ISTANBUL: Kurdish militant leader Abdullah Ocalan, jailed 25 years ago, is again a focus of attention in Turkiye after President Tayyip Erdogan’s nationalist ally raised the possibility of his release in exchange for ending his group’s decades-long insurgency.

Devlet Bahceli, leader of the Nationalist Movement Party (MHP), made the surprise suggestion on Tuesday in a speech to MHP lawmakers following recent media speculation about fresh efforts to end a conflict that Ocalan launched 40 years ago. It was not immediately clear whether an attack at the headquarters of the Turkish Aerospace Industries in Ankara on Wednesday in which five people were killed and 22 others injured would affect or even derail the MHP overture to Ocalan.

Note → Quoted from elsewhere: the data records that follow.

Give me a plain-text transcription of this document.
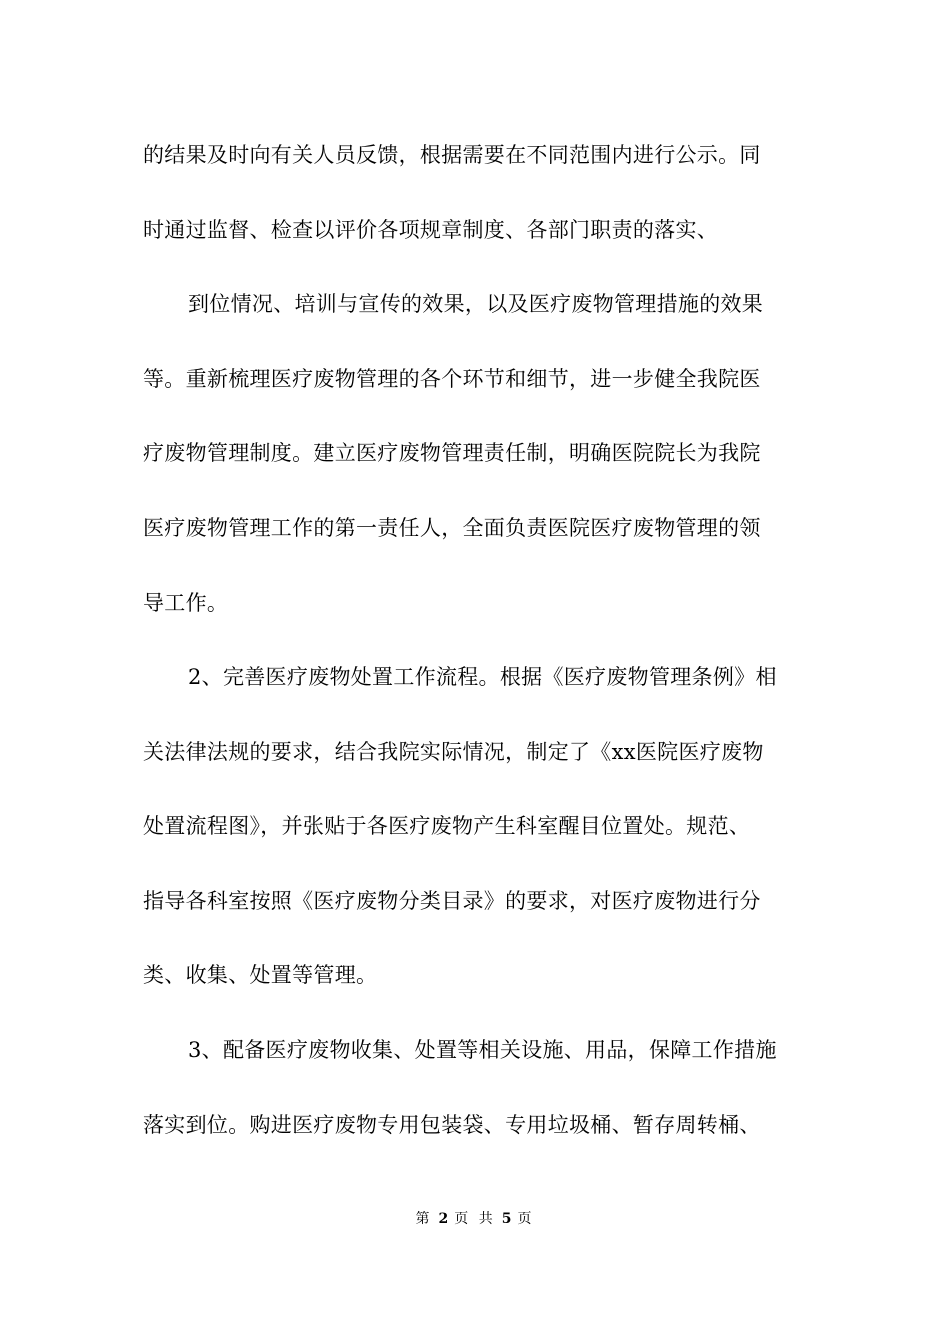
的结果及时向有关人员反馈，根据需要在不同范围内进行公示。同
时通过监督、检查以评价各项规章制度、各部门职责的落实、
到位情况、培训与宣传的效果，以及医疗废物管理措施的效果
等。重新梳理医疗废物管理的各个环节和细节，进一步健全我院医
疗废物管理制度。建立医疗废物管理责任制，明确医院院长为我院
医疗废物管理工作的第一责任人，全面负责医院医疗废物管理的领
导工作。
2、完善医疗废物处置工作流程。根据《医疗废物管理条例》相
关法律法规的要求，结合我院实际情况，制定了《xx医院医疗废物
处置流程图》，并张贴于各医疗废物产生科室醒目位置处。规范、
指导各科室按照《医疗废物分类目录》的要求，对医疗废物进行分
类、收集、处置等管理。
3、配备医疗废物收集、处置等相关设施、用品，保障工作措施
落实到位。购进医疗废物专用包装袋、专用垃圾桶、暂存周转桶、
第 2 页 共 5 页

Turkiye’s government has blamed Ocalan’s Kurdistan Workers Party (PKK) for Wednesday’s attack, in which the two armed assailants were also killed.

The PKK took up arms against the Turkish state in 1984 with the aim of carving out an ethnic homeland for Kurds in Turkiye’s southeast. The four-decade insurgency has killed tens of thousands of people, re-shaped Turkish politics and scarred towns and cities across the southeast.

Ocalan was captured in Kenya by Turkish special forces in 1999 and has now spent a quarter of a century in an island prison south of Istanbul. For many of those years he has continued to wield considerable clout, but it is unclear how much influence he still retains over the PKK, whose fighters are mainly based in the mountains of northern Iraq.